Carabooda is a rural locality in outer northern Perth, Western Australia. Its local government area is the City of Wanneroo.

The region gives its name to a distinctive form of building limestone called Carabooda limestone. An abandoned theme park is located on Karoborup Road - it was known as Dizzy Lamb Park, and specialised in vintage cars and military vehicles until its closure in 2000.

==History==
The suburb of Carabooda (spelled Karoborup or Karroborup in earlier documents) takes its name from the lake nearby. The lake name was first recorded by J.W. Gregory in January 1843, and is a Noongar word. The current spelling was in use by 1867, and it was approved as a suburb name in 1982. The name "Karoborup" survives in a regional road through the suburb.

==Geography==
Carabooda is bounded by Romeo Road/Karoborup Road to the south, the proposed Mitchell Freeway to the west, Cutler Road and Old Yanchep Road to the east and Walding Road (near the Yanchep turnoff) to the north.

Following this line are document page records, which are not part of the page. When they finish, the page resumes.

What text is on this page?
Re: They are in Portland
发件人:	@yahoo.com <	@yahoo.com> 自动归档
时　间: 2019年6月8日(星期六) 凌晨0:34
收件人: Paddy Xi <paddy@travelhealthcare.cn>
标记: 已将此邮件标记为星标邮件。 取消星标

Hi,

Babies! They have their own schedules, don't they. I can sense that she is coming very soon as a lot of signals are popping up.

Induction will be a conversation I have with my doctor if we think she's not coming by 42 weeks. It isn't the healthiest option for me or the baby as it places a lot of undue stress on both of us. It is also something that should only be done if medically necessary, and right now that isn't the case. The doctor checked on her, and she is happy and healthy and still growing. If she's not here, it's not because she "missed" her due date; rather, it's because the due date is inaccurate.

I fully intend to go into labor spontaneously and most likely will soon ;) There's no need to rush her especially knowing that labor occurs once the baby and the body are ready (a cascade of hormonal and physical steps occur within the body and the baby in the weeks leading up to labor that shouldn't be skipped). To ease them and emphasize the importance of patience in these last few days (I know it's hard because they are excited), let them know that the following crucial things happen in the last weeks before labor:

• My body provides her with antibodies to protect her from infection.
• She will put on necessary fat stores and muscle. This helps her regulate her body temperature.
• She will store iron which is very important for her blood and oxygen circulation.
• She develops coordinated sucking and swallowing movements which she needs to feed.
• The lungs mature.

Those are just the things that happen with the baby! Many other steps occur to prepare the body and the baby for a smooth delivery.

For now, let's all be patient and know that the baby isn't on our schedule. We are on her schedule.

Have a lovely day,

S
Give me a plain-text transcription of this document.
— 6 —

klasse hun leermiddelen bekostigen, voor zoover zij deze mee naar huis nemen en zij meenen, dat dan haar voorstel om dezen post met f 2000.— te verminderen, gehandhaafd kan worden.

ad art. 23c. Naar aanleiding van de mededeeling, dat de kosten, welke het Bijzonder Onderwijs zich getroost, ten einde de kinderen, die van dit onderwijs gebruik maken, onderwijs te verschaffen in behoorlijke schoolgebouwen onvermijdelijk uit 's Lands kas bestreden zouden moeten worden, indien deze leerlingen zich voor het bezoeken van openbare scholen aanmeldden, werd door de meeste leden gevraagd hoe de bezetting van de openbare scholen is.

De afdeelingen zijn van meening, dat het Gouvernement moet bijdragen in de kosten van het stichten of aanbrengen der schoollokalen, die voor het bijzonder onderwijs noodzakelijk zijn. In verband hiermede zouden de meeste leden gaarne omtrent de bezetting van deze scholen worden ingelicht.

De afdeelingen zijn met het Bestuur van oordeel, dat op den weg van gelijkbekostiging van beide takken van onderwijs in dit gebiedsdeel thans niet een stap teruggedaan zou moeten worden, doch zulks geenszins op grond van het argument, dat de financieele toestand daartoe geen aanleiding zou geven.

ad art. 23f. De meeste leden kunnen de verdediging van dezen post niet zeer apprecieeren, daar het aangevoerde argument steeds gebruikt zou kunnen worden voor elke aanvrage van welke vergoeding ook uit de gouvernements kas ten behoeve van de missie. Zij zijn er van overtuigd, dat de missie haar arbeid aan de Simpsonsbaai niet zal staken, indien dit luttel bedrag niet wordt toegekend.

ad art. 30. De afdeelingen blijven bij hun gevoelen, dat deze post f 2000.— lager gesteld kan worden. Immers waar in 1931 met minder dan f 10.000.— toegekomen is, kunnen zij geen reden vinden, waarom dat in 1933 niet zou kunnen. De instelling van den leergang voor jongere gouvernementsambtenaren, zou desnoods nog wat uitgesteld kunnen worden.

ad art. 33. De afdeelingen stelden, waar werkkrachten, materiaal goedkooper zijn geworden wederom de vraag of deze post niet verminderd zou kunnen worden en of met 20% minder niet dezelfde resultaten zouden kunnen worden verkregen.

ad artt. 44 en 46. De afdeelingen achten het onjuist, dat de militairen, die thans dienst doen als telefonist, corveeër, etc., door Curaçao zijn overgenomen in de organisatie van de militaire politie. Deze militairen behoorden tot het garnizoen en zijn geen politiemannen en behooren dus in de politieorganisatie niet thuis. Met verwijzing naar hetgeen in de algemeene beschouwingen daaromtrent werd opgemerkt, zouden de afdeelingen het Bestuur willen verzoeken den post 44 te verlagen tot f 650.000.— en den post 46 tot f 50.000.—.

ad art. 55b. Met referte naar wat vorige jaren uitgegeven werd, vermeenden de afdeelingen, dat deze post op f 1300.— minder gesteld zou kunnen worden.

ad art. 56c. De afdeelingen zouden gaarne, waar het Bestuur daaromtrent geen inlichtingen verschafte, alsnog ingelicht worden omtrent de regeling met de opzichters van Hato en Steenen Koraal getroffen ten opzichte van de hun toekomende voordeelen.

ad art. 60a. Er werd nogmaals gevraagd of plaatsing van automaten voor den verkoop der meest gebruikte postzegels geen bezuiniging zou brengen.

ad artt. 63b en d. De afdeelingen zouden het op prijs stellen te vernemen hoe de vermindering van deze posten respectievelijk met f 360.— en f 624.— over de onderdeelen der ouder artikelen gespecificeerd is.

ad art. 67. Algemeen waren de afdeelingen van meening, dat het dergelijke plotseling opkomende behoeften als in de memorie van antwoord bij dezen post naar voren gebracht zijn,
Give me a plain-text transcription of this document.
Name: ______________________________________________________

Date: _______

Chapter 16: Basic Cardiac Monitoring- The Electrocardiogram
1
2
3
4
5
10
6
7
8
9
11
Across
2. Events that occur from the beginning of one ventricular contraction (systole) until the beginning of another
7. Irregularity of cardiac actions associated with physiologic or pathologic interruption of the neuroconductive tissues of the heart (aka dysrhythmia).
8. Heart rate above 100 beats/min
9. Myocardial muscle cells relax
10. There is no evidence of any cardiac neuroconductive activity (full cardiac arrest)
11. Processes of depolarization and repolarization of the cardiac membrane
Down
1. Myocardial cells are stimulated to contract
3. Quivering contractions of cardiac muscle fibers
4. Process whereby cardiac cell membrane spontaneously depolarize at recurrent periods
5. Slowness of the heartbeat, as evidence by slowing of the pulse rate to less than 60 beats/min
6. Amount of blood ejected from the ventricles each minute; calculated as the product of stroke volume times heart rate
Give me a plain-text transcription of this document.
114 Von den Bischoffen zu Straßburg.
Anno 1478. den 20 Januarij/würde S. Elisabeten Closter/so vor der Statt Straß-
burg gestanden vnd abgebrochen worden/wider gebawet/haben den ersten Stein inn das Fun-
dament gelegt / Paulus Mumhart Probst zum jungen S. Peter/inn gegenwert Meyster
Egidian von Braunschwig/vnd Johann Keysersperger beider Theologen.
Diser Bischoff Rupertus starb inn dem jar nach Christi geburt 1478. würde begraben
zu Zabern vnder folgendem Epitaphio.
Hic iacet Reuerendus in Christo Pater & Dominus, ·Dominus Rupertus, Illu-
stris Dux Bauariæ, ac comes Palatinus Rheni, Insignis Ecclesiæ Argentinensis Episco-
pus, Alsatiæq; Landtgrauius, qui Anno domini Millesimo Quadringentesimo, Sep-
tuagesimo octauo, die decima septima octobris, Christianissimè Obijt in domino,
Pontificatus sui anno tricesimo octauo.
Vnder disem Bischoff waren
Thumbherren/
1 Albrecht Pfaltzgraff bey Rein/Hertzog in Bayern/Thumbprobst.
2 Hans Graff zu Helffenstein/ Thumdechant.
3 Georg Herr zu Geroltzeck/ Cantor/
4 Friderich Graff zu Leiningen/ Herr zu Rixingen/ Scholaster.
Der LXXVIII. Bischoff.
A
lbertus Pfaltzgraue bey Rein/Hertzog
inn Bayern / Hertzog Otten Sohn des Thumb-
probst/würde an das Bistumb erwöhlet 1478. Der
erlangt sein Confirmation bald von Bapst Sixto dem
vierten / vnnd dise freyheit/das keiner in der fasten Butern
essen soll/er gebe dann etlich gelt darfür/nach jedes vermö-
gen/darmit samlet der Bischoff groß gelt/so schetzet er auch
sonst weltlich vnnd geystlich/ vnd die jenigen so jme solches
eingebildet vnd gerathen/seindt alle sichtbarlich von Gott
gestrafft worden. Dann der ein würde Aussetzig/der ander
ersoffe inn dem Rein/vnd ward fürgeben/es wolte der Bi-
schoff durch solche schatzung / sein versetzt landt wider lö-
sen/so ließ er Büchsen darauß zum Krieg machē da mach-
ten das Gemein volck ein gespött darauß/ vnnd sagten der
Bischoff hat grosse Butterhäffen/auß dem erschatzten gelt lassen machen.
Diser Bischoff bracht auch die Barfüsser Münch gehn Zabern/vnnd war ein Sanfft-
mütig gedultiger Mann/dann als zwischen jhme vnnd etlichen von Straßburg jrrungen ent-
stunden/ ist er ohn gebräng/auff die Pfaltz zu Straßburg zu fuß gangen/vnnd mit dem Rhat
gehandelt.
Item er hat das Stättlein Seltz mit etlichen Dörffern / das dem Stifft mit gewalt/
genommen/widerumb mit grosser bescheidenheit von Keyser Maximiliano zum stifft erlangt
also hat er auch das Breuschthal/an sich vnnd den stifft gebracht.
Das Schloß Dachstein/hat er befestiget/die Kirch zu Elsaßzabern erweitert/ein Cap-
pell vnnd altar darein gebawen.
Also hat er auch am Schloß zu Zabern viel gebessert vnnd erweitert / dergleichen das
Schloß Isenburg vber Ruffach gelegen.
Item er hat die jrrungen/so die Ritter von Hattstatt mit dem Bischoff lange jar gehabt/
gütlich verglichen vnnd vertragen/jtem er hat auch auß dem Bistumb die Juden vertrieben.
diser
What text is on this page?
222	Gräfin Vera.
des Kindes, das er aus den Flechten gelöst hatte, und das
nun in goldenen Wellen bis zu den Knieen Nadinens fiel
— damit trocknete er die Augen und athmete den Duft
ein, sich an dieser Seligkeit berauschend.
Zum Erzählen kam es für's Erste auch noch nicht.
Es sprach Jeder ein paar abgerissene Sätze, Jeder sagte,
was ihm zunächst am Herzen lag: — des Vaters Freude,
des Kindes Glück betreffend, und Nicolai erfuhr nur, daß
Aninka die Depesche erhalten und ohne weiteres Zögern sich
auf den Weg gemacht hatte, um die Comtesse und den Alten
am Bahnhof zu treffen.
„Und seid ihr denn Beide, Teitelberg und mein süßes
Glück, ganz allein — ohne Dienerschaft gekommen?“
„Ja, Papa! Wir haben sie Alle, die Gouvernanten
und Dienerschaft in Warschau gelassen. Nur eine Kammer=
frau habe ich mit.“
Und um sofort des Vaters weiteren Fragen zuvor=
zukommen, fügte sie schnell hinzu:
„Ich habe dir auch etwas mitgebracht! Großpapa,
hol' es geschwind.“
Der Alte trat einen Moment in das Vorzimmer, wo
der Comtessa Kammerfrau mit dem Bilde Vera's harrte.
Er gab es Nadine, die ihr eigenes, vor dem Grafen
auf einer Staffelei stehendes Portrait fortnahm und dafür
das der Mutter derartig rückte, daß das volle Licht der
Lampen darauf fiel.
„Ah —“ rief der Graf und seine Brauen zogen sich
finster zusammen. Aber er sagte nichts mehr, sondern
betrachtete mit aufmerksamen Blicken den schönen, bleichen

At the Australian Bureau of Statistics 2011 census, Carabooda had a population of 737 people living in 316 dwellings, an increase of 227 from the 2006 census. Carabooda is a sparsely populated agricultural suburb, and several plant nurseries and wineries and a wildlife park are located in the area.

==Transport==
Carabooda was served by the Transperth 490 bus route between Clarkson train station and Two Rocks along Wanneroo Road. However, the service was relocated to Marmion Avenue and the nearby suburb of Yanchep on 14 December 2008, and Carabooda is no longer served.

==Politics==
Carabooda's political leanings are unclear due to its small size and the lack of a polling booth. The nearest large booths tend to favour the Australian Labor Party historically, although most have been won by the Coalition in recent times, especially at federal level.